The "single directory tree level" file system is very suitable for Unix systems. Just as with Multics, the details of a storage pool often do not require user care, but later came a detachable hard drive that Unix exposed to the user through the mount and umount commands (only users with "admin rights" In order to perform such an operation). In The Unix Time-Sharing System, Dennis Ritchie and Ken Tompson explain:
Although system root directories are generally on the same storage device, it is not necessary for other branch directories. For two reasons, we need to mount command to complete the work of the storage device mount: file name consistency of ordinary files, and storage devices where the file is located may have its own file storage structure. With the mount command, you can replace the previous file with a complete directory structure on a removable storage device. In fact, the mount command replaces a portion of the file hierarchy with a new one by referencing the external data. So for the entire file system before, there is no change.
In fact, take our system installation process example, the root directory has always accounted for a small piece of our hard disk, but other user data on different hard drives, through the mount mechanism, according to the sequence load to form an initialized system. A "mountable" system is done entirely by reading and writing special files. Various applications can create their own file system, or simply copy a copy from elsewhere. (Note: The central idea of the above text is that in UNIX everything is a file.)

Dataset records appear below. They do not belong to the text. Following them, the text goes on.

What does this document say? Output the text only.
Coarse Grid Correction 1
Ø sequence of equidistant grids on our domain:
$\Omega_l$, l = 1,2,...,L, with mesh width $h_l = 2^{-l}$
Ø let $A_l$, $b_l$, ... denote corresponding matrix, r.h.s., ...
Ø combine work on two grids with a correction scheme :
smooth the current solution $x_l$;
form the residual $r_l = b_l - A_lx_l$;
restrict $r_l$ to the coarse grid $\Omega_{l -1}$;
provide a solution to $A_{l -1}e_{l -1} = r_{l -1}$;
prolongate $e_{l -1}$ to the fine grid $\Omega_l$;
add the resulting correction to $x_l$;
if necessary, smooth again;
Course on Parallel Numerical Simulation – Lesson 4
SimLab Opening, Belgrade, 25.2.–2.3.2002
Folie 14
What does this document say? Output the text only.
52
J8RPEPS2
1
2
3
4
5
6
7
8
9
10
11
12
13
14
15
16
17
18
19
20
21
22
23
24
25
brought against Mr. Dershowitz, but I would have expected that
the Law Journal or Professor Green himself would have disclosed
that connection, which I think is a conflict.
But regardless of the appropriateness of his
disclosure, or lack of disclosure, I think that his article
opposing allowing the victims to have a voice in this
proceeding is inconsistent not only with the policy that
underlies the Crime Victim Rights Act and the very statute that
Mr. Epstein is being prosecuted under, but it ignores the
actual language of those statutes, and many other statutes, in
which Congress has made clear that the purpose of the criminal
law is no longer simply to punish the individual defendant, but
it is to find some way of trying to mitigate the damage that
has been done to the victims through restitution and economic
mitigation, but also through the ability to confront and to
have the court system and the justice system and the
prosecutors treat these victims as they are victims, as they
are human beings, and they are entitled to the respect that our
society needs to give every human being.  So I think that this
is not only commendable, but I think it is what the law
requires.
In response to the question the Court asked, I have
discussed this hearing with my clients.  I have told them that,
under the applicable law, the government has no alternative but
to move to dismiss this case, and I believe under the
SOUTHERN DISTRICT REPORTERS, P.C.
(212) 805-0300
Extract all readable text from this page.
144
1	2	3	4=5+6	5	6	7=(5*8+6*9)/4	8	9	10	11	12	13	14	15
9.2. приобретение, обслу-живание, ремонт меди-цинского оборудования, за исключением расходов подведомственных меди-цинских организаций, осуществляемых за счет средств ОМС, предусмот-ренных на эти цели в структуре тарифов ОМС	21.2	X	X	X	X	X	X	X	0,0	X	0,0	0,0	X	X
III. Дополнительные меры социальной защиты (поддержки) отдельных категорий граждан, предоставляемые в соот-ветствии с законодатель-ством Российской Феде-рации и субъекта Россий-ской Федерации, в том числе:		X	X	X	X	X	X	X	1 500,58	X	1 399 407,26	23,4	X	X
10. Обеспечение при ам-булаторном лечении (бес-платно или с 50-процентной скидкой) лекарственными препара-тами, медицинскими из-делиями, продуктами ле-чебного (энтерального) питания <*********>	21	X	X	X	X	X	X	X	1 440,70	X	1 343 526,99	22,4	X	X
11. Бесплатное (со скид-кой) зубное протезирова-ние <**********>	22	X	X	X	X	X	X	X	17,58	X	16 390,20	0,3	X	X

Another advantage of Hierarchical Tree File System is that you can hand over the complex tasks of managing storage devices to the kernel, which means that although the kernel is getting more and more complicated, the result of building the application Is to keep simple, because the kernel has been very dirty work package, most applications do not have to care about this part of the details, this is a more natural design.
Windows
Windows runs two ancient bloodstreams: the VMS operating system designed to run on the VAX microcomputer and the CP / M operating system running on earlier Intel microcomputers such as the 8080 and the Z80.
VMS has a distributed, hierarchical file system called Files-11. In Files-11, the full path to a file includes a Node Name, an associated user account, device name, directory tree, file name and file type, and version number. VMS has a powerful Logical Names feature that allows custom "shortcuts" to the specified path, so users do not need to worry about the "real" path to the directory.
CP / M is designed for 64KB memory and floppy system. For the sake of simplicity, there is no concept of "directory" since birth, but files are accessed by reference to "drive location", such as A: or B :.
MSDOS 1.0 inherits this feature of CP / M, so after MSDOS 2.0 introduced the concept of "Directories," the "drive letter" character was retained before the path for compatibility with 1.0, and the slash "/" sign was used by the original VMS and CP / M system, said the "command parameters start" symbol, so later DOS and Windows must be distinguished, and the backslash "\" symbol as a path separator.
Windows inherited the DOS and VMS habits, although it has little meaning, but still retains the "drive letter" of the tradition. Nowadays, the UNC path (the naming convention for \ servername \ sharename) is used at the bottom of Windows, but this is just some of the features that advanced Windows users need to know, and Windows does now come with "Reparse Points" Hanging on storage (so do not need C: such drive letter).